Im Hinblick auf die Regierungsersatzwahl vom 28. Februar 2016 wäre dies nur konsequent. Denn dann wollen die bürgerlichen Parteien gemeinsame Sache machen, um die Regierungsmehrheit wiederzuerlangen. FDP-Präsident Pierre-Yves Grivel will deshalb der Parteileitung vorschlagen, beim zweiten Wahlgang neben Luginbühl auch den SVP-Kandidaten Rösti zu unterstützen.

Noch ist unklar, was die BDP will. Es ist allerdings gut möglich, dass sich die Partei schwer mit dem SVP-Kandidaten tut. Wir erinnern uns an die kantonalen Wahlen 2014. Damals fuhr die BDP eine massive Schlappe ein und büsste gleich 11 von ihren bisher 25 Grossratssitzen ein. Parteipräsident Heinz Siegenthaler erklärte die Niederlage unter anderem damit, dass die BDP für die Regierungsratswahl den Schulterschluss mit der SVP gewagt hatte.

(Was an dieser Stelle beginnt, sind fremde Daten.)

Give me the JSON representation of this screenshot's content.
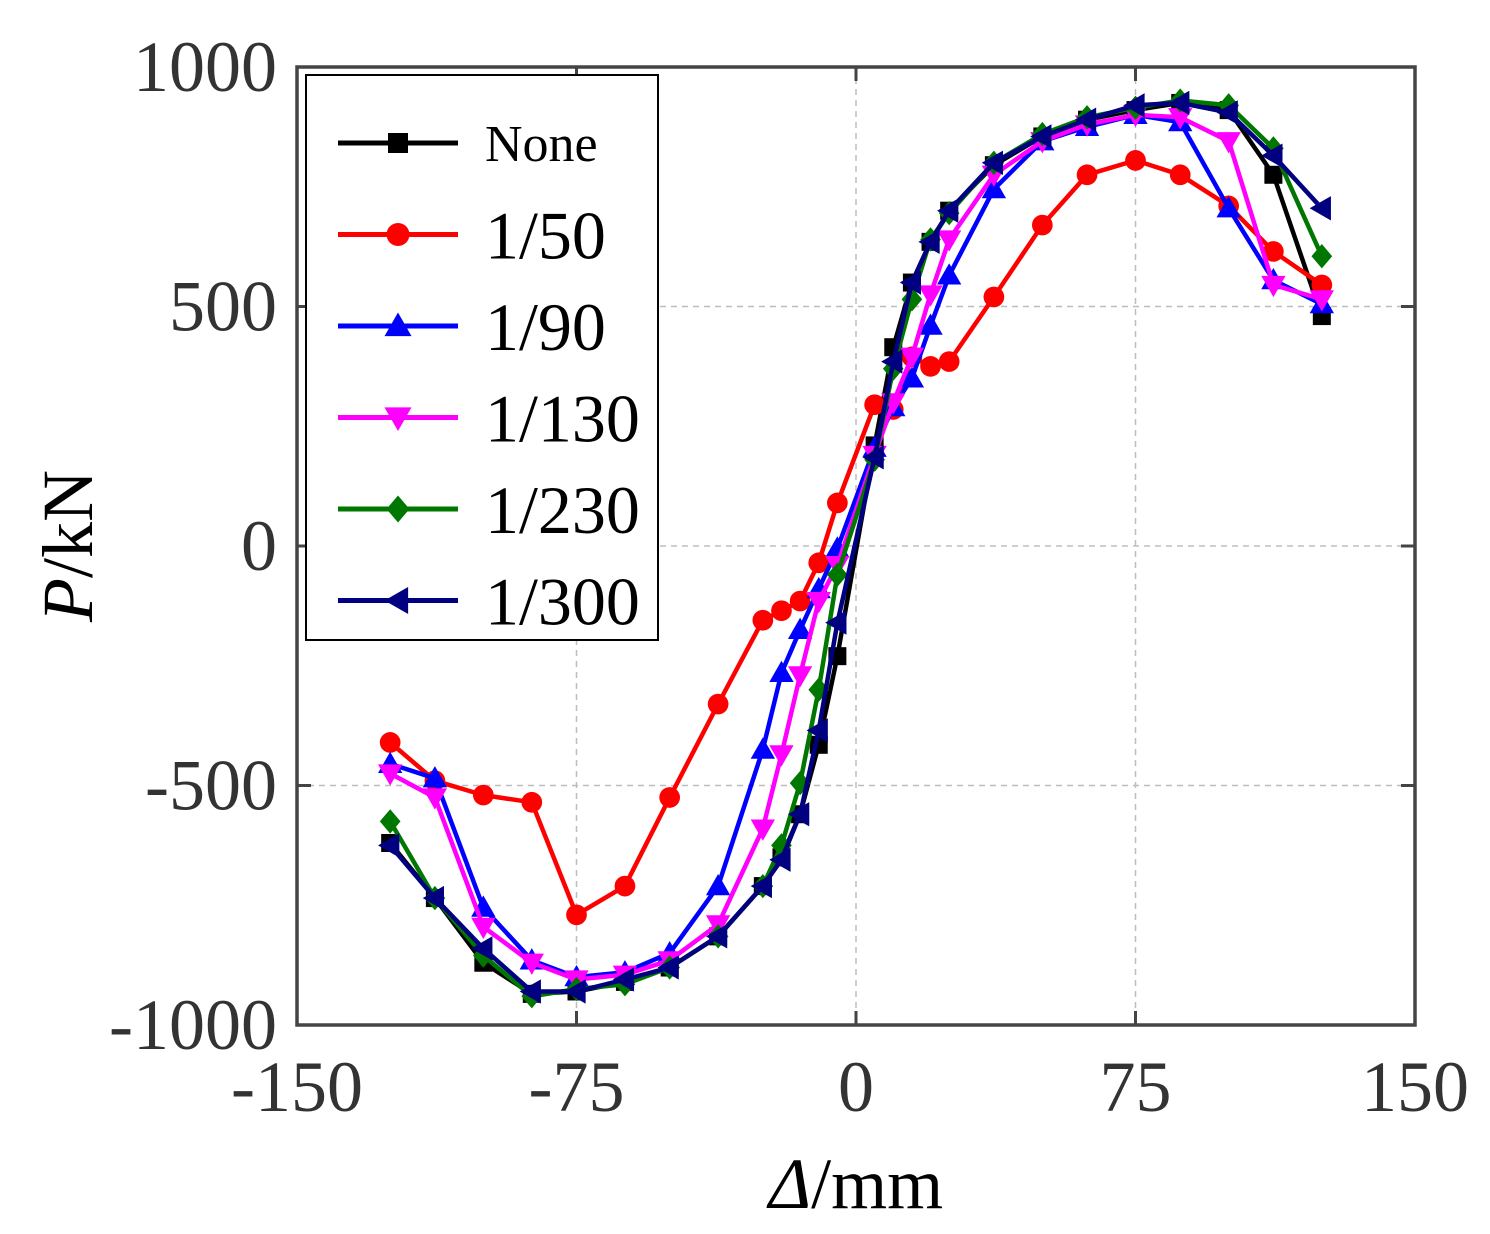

Rösti selber macht sich keine Illusionen. Die Hürde gegen zwei Bisherige sei sowieso hoch, im zweiten Wahlgang sei es gar noch schwieriger sich durchzusetzen. Ob er noch einmal antritt, wollte er am Sonntag nicht preisgeben. Es ist jedoch davon auszugehen, dass seine Partei einiges an Überzeugungsarbeit leisten muss. Bis Dienstag hat Rösti Bedenkzeit, dann muss er der Staatskanzlei mitteilen, ob er nochmals antritt.